After joining the RCL, Nandasena became a vigorous campaigner for the party’s Trotskyist perspective among bank employees and participated in its political activities among other workers, university students and in rural areas. He joined the party in a turbulent period. In 1977, the right-wing United National Party (UNP) came to power by exploiting widespread disillusionment with the SLFP, CP and LSSP.

The UNP government was one of the first in the world to turn to pro-market restructuring to open up the economy and attract foreign investors to exploit local cheap labour.

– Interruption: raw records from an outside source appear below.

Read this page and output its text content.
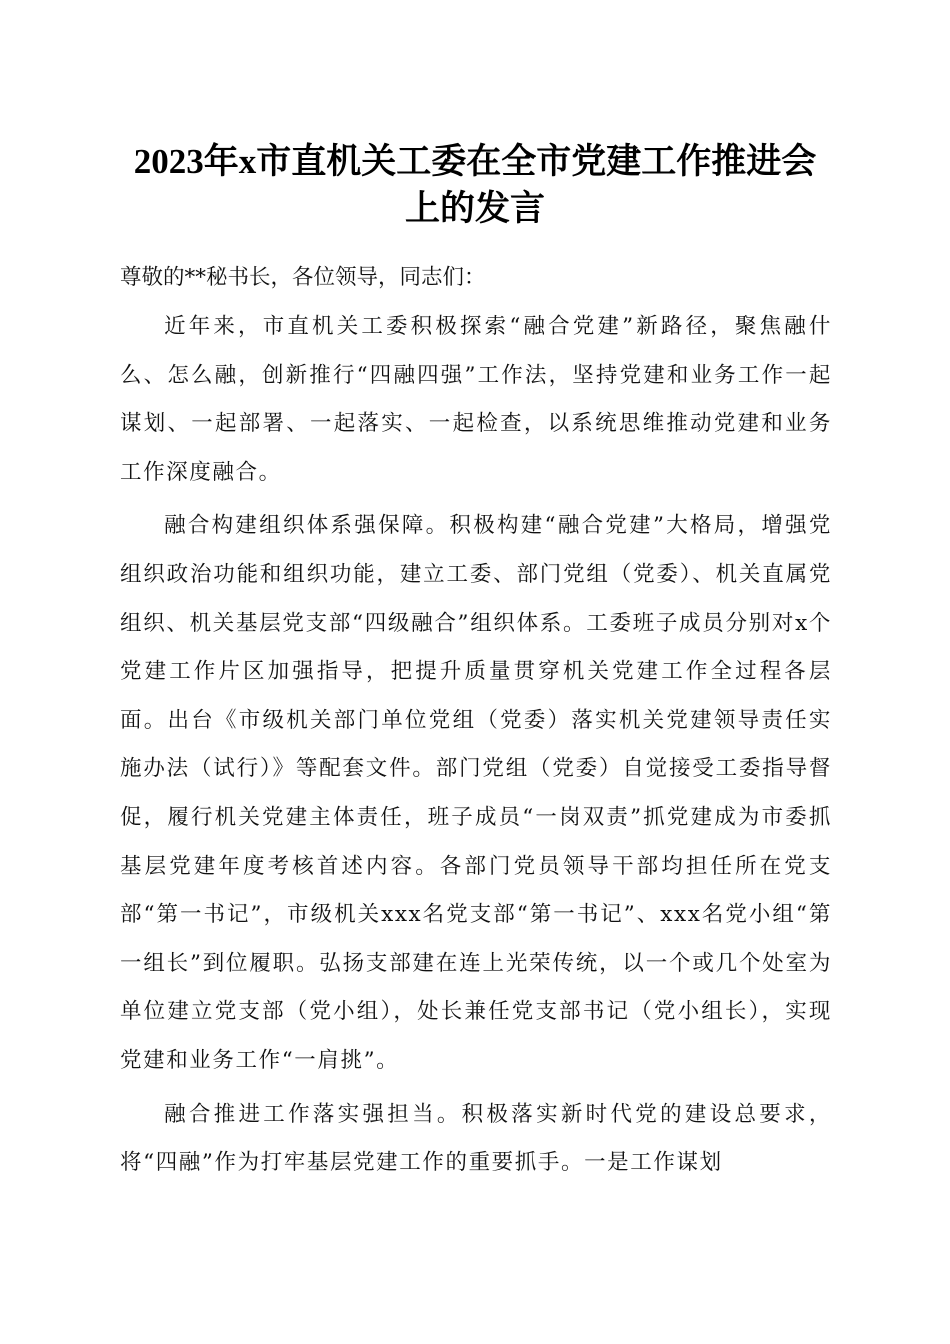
2023年x市直机关工委在全市党建工作推进会
上的发言

尊敬的**秘书长，各位领导，同志们：

近年来，市直机关工委积极探索“融合党建”新路径，聚焦融什么、怎么融，创新推行“四融四强”工作法，坚持党建和业务工作一起谋划、一起部署、一起落实、一起检查，以系统思维推动党建和业务工作深度融合。

融合构建组织体系强保障。积极构建“融合党建”大格局，增强党组织政治功能和组织功能，建立工委、部门党组（党委）、机关直属党组织、机关基层党支部“四级融合”组织体系。工委班子成员分别对x个党建工作片区加强指导，把提升质量贯穿机关党建工作全过程各层面。出台《市级机关部门单位党组（党委）落实机关党建领导责任实施办法（试行）》等配套文件。部门党组（党委）自觉接受工委指导督促，履行机关党建主体责任，班子成员“一岗双责”抓党建成为市委抓基层党建年度考核首述内容。各部门党员领导干部均担任所在党支部“第一书记”，市级机关xxx名党支部“第一书记”、xxx名党小组“第一组长”到位履职。弘扬支部建在连上光荣传统，以一个或几个处室为单位建立党支部（党小组），处长兼任党支部书记（党小组长），实现党建和业务工作“一肩挑”。

融合推进工作落实强担当。积极落实新时代党的建设总要求，将“四融”作为打牢基层党建工作的重要抓手。一是工作谋划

Determined to crush the opposition of the working class, the UNP defeated a determined public-sector strike in July 1980 by imposing draconian emergency laws and sacking 100,000 workers. It was assisted by all the fake left parties, including the Nava Sama Samaja Party, and the trade unions, which bitterly opposed any political struggle against the government based on socialist policies.

Faced with rising social tensions and widening opposition, the UNP resorted to anti-Tamil communalism to split and divide the working class. One communal provocation after another culminated in an island-wide anti-Tamil pogrom in 1983 that marked the beginning of a quarter century of war against the separatist Liberation Tigers of Tamil Eelam.

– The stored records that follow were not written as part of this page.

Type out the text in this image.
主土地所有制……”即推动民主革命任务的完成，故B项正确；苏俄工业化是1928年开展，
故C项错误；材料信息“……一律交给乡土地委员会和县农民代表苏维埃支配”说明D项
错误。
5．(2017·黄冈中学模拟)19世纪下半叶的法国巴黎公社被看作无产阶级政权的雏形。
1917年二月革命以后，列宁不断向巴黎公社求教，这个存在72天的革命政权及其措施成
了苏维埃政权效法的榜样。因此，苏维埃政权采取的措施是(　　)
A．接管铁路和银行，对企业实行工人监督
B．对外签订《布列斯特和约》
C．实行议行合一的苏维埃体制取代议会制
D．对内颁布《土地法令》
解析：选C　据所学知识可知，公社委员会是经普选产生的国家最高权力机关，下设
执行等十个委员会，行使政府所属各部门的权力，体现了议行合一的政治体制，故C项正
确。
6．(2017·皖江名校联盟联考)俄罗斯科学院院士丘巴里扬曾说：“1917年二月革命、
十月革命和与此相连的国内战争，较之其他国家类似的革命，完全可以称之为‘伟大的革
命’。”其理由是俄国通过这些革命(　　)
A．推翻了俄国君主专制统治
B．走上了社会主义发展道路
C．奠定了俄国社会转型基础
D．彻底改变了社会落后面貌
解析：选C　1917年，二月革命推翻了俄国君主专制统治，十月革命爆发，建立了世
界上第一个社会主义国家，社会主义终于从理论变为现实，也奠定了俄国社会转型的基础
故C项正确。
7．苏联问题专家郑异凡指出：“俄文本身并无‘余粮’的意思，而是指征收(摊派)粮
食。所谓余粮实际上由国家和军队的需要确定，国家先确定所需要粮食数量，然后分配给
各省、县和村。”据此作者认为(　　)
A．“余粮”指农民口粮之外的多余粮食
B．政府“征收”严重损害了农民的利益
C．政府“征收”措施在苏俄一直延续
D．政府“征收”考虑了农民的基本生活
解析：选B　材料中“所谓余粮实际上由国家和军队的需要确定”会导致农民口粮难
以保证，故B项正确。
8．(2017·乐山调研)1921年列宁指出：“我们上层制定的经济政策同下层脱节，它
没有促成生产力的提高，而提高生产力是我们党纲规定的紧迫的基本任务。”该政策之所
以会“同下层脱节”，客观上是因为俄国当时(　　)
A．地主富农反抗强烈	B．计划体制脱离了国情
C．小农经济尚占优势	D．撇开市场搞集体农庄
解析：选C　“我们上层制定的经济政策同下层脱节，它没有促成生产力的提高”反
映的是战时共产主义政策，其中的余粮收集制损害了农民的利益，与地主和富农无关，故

Some RCL members retreated from political activity in the wake of the defeat of the 1980 general strike, but Nandasena only deepened his commitment to the party’s political struggle. He denounced the attempts by CBEU bureaucrats to compromise with the government and bank management, and fought courageously to win workers to revolutionary policies and the party.

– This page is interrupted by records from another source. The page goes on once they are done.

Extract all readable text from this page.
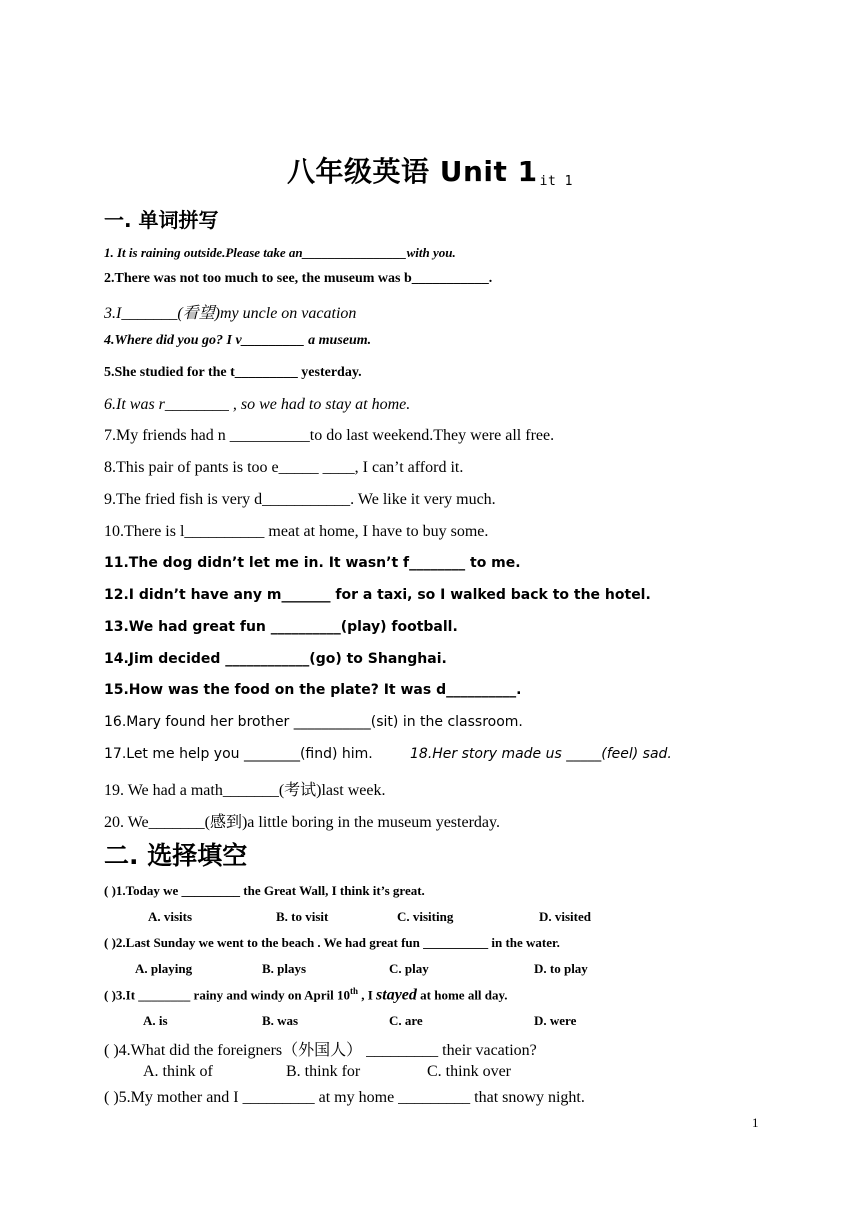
八年级英语 Unit 1 it 1
一. 单词拼写
1. It is raining outside.Please take an________________with you.
2.There was not too much to see, the museum was b___________.
3.I_______(看望)my uncle on vacation
4.Where did you go? I v_________ a museum.
5.She studied for the t_________ yesterday.
6.It was r________ , so we had to stay at home.
7.My friends had n __________to do last weekend.They were all free.
8.This pair of pants is too e_____ ____, I can’t afford it.
9.The fried fish is very d___________. We like it very much.
10.There is l__________ meat at home, I have to buy some.
11.The dog didn’t let me in. It wasn’t f________ to me.
12.I didn’t have any m_______ for a taxi, so I walked back to the hotel.
13.We had great fun __________(play) football.
14.Jim decided ____________(go) to Shanghai.
15.How was the food on the plate? It was d__________.
16.Mary found her brother ___________(sit) in the classroom.
17.Let me help you ________(find) him.	18.Her story made us _____(feel) sad.
19. We had a math_______(考试)last week.
20. We_______(感到)a little boring in the museum yesterday.
二. 选择填空
( )1.Today we _________ the Great Wall, I think it’s great.
A. visits	B. to visit	C. visiting	D. visited
( )2.Last Sunday we went to the beach . We had great fun __________ in the water.
A. playing	B. plays	C. play	D. to play
( )3.It ________ rainy and windy on April 10th , I stayed at home all day.
A. is	B. was	C. are	D. were
( )4.What did the foreigners（外国人） _________ their vacation?
A. think of	B. think for	C. think over
( )5.My mother and I _________ at my home _________ that snowy night.
1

At the union’s annual general meetings, Nandasena was not afraid of standing alone. One bank employee explained: “He stood up and explained the political situation. He talked about the necessity of fighting for a workers’ and peasants’ government. He opposed the war and urged us to demand the unconditional withdrawal of Sri Lankan forces from the north. The henchmen of the union leaders tried to shout him down, but he ignored them and finished his speech.”

Nandasena was greatly respected by his party comrades. He was tireless in his work for the party, which he always carried out promptly and meticulously. Even though he had turned 70, he participated enthusiastically in the SEP’s campaign this year for a workers’ inquiry into the army’s attack on Weliweriya residents protesting against industrial pollution. He travelled 60 kilometres from his home to get to the town.

On November 21, just four days before he was hospitalised, Nandasena campaigned for and participated in a public meeting in Kurunegala on the political lessons of the LSSP’s betrayal in 1964. He also took part in an SEP membership meeting to discuss the ICFI resolution “Socialism and the Fight Against Imperialist War,” which he regarded as very important.

Nandasena did not speak much, but when he did he always got to the essence of the political issue. He was very vocal in his exposure of political opponents, using the opportunity to educate others who were listening. In his village, he was respected as someone who always helped others. His memory will live on among party comrades and many others who knew him for his political determination and humanity.